Recession or not, you’re job hunting. Trouble is, aside from some internships and a few part-time gigs, the work experience section of your resume is, well, thin. You know that you could nail a job if given the chance—but with the national unemployment rate hovering around 10%, how to get a foot in the door with so little to go on?
A resume redo. The key is highlighting your accomplishments, regardless of how you got them. Definitely include when you graduated and whatever positions you’ve held since—employers want to see that. But, also list volunteer organizations, student clubs, sports teams, or any group in which you’ve held a leadership position or made an impact. Detail projects completed, funds raised or other positive outcomes; you want to point to anything that shows your capabilities, especially if it dovetails with requirements of the job you’re going after. And, here’s a tip from executive recruiters: Describe your efforts using keywords that mirror the language in an employer’s job listing, so they can connect the dots between your skills and their position. If you’re going after a marketing associate job, for example, outline the email marketing campaign you created for your campus bookstore that led to a 10% increase in sales.
One More Thing
No matter what type of job you’re going after, be sure to include in-demand skills such as foreign languages and computer know-how – we’re talking about spreadsheets and database programs, here, not Facebook. Of course, it’s all relative. If all you can say is, “Basic Microsoft Word,” then you might not want to highlight that that’s all you know.
If You’re the Do-It-Yourself Type
You’ll have no problem revamping your resume with the help of free templates from Microsoft, About.com or other online sources – some even have those all-important keywords built in.

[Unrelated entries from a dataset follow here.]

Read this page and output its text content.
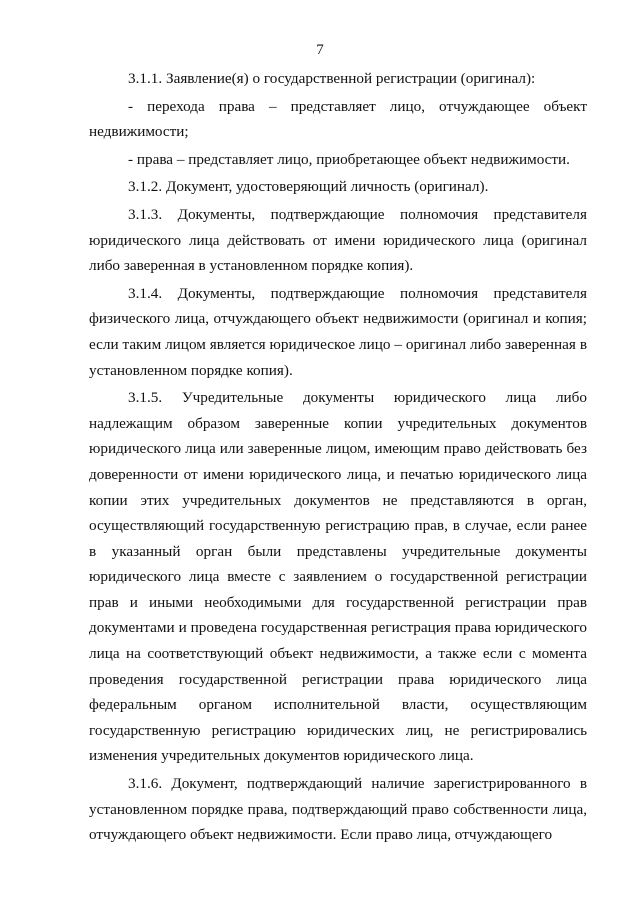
7

3.1.1. Заявление(я) о государственной регистрации (оригинал):

- перехода права – представляет лицо, отчуждающее объект недвижимости;

- права – представляет лицо, приобретающее объект недвижимости.

3.1.2. Документ, удостоверяющий личность (оригинал).

3.1.3. Документы, подтверждающие полномочия представителя юридического лица действовать от имени юридического лица (оригинал либо заверенная в установленном порядке копия).

3.1.4. Документы, подтверждающие полномочия представителя физического лица, отчуждающего объект недвижимости (оригинал и копия; если таким лицом является юридическое лицо – оригинал либо заверенная в установленном порядке копия).

3.1.5. Учредительные документы юридического лица либо надлежащим образом заверенные копии учредительных документов юридического лица или заверенные лицом, имеющим право действовать без доверенности от имени юридического лица, и печатью юридического лица копии этих учредительных документов не представляются в орган, осуществляющий государственную регистрацию прав, в случае, если ранее в указанный орган были представлены учредительные документы юридического лица вместе с заявлением о государственной регистрации прав и иными необходимыми для государственной регистрации прав документами и проведена государственная регистрация права юридического лица на соответствующий объект недвижимости, а также если с момента проведения государственной регистрации права юридического лица федеральным органом исполнительной власти, осуществляющим государственную регистрацию юридических лиц, не регистрировались изменения учредительных документов юридического лица.

3.1.6. Документ, подтверждающий наличие зарегистрированного в установленном порядке права, подтверждающий право собственности лица, отчуждающего объект недвижимости. Если право лица, отчуждающего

If you need a little coaching, have a professional resume service to do it for you – though you’ll pay for the convenience. Websites such as ResumeWriters.com or Monster.com charge anywhere from $100 to $300 for a finished product that you’ll get back in two to three days. Everyone has a different resume style preference, however, and we’ve spoken to executive recruiters who think that professional resume services create resumes that are too complicated and fluffy.
Before you part with any cash, do some digging. With so many people out of work, public libraries are holding free resume writing workshops, and universities have made resume and career counseling services available to recent grads and other alumni.